Sixteenth Sunday in Ordinary Time

Wisdom 12:13, 16-19 | Romans 8:26-27 | Matthew 13:24-30

Sisters of Saint Dominic of Blauvelt, New York Scripture Reflection

"The kingdom of heaven is like yeast that a woman took and

mixed with three measures of wheat flour until the whole batch was leaven."

Matthew 13:33

Jesus opens this passage with three parables about the kingdom of heaven. God’s reign or kin-dom (an alternate metaphor for kingdom meaning the family of God working together for justice and love) may be likened to a man who sows good seed among the weeds and produces a healthy crop of wheat, a tiny mustard seed that grows into a great tree, and thirdly, a woman kneads a small amount of yeast into a large batch of flour and it results in enough bread to feed more than one hundred people.

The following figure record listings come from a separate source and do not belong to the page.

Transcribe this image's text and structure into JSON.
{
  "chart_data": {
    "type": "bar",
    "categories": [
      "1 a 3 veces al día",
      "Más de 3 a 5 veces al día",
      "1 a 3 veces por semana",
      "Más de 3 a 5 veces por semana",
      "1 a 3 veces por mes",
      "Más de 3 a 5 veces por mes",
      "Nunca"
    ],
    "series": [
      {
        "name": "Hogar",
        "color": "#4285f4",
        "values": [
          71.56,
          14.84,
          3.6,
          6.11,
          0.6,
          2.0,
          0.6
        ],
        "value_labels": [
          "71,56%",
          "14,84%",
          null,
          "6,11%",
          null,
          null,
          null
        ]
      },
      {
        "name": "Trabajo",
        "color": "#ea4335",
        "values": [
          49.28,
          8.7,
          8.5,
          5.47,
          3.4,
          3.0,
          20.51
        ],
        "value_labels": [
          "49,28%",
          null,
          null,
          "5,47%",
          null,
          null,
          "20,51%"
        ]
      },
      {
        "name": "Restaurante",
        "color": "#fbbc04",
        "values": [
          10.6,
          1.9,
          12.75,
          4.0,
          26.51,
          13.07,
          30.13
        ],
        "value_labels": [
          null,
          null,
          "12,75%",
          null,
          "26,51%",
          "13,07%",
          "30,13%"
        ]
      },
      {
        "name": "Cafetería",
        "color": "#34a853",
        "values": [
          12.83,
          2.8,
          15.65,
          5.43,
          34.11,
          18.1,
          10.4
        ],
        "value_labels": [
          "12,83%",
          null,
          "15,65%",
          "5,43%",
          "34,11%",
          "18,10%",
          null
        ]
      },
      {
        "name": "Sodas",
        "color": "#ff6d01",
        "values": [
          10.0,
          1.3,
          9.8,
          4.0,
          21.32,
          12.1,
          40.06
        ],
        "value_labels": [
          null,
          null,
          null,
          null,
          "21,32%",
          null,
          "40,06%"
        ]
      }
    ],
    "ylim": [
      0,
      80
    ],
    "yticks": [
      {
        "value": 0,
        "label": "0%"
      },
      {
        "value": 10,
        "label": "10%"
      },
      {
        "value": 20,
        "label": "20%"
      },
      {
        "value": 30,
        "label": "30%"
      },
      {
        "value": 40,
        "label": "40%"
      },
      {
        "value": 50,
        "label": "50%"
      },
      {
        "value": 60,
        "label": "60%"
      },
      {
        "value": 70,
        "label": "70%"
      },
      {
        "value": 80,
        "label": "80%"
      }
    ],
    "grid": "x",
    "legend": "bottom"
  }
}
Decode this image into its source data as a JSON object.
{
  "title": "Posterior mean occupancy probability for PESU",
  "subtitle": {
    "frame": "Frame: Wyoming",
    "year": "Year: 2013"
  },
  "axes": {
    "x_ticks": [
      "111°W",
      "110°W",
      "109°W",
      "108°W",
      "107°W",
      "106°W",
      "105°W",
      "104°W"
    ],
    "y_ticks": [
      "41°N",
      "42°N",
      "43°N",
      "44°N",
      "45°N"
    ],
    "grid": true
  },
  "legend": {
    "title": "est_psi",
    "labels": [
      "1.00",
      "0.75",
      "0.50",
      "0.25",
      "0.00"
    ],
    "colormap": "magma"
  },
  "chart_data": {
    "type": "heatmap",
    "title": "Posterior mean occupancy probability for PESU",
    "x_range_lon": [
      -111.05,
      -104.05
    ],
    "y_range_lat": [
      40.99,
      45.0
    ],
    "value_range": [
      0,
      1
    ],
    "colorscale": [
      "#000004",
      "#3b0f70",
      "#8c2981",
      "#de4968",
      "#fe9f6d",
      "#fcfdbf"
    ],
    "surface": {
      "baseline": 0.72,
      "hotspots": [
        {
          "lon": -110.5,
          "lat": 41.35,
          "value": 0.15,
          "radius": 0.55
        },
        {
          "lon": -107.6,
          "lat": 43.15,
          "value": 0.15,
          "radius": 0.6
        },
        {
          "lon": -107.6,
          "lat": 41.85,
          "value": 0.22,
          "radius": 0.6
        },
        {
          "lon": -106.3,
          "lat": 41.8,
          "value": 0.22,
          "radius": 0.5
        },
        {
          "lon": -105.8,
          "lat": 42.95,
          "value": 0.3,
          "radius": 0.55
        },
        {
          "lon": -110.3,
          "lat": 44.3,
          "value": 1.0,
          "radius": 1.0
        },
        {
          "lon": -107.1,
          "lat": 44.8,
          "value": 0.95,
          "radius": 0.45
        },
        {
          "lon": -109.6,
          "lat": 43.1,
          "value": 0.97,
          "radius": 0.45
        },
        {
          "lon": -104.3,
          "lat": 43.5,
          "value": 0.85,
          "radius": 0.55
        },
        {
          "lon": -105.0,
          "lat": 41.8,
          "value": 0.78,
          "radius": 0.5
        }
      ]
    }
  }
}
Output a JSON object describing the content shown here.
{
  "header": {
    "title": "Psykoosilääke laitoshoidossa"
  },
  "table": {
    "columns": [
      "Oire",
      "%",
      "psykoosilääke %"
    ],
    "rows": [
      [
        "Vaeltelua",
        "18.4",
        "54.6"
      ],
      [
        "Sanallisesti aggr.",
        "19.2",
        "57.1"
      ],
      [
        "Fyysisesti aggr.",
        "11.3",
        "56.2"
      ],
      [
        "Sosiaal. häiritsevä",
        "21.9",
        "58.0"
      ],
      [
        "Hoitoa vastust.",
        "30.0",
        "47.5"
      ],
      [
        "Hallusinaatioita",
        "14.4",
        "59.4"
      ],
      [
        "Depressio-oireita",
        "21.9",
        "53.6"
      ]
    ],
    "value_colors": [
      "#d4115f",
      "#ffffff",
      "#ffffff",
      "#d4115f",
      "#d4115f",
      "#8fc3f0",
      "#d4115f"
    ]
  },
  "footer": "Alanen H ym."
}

I will reflect on one of this Sunday’s parables that is often overlooked—the woman and the small bit of yeast. It is the only one of seven parables in chapter 13 that presents a woman as a main character. Yeast is a fermenting agent and added to a batch of dough activates the dough to rise and expand. In this passage, against the prevailing negative image of leaven in many scripture passages, yeast or leaven is a positive life-giving force. According to Joachim Jeremias, in his book on the Parables, three measures of wheat flour equals approximately fifty pounds of flour. As in the parable of the mustard seed, there is a huge contrast between the small amount of leaven and the gigantic result. These results are not the natural and expected. There is something present beyond the control or power of human beings (Harrington, Sacra Pagina).

The message of this parable is clear, the kin-dom, although hidden like a small bit of yeast in a mound of dough, will become through the woman’s effort and God’s activating grace, the bread of life. This and the other kin-dom parables give us hope. They speak of the final victory of the good and despite all appearances that evil and injustice is winning. We, like the woman in the parable, work for the “kin-dom bakery” committed to feeding the body and spirit of our suffering world. We depend not on immediate results or our hard work alone, but the activating grace of our God who works in and through us to make God’s reign present among us in this moment of time.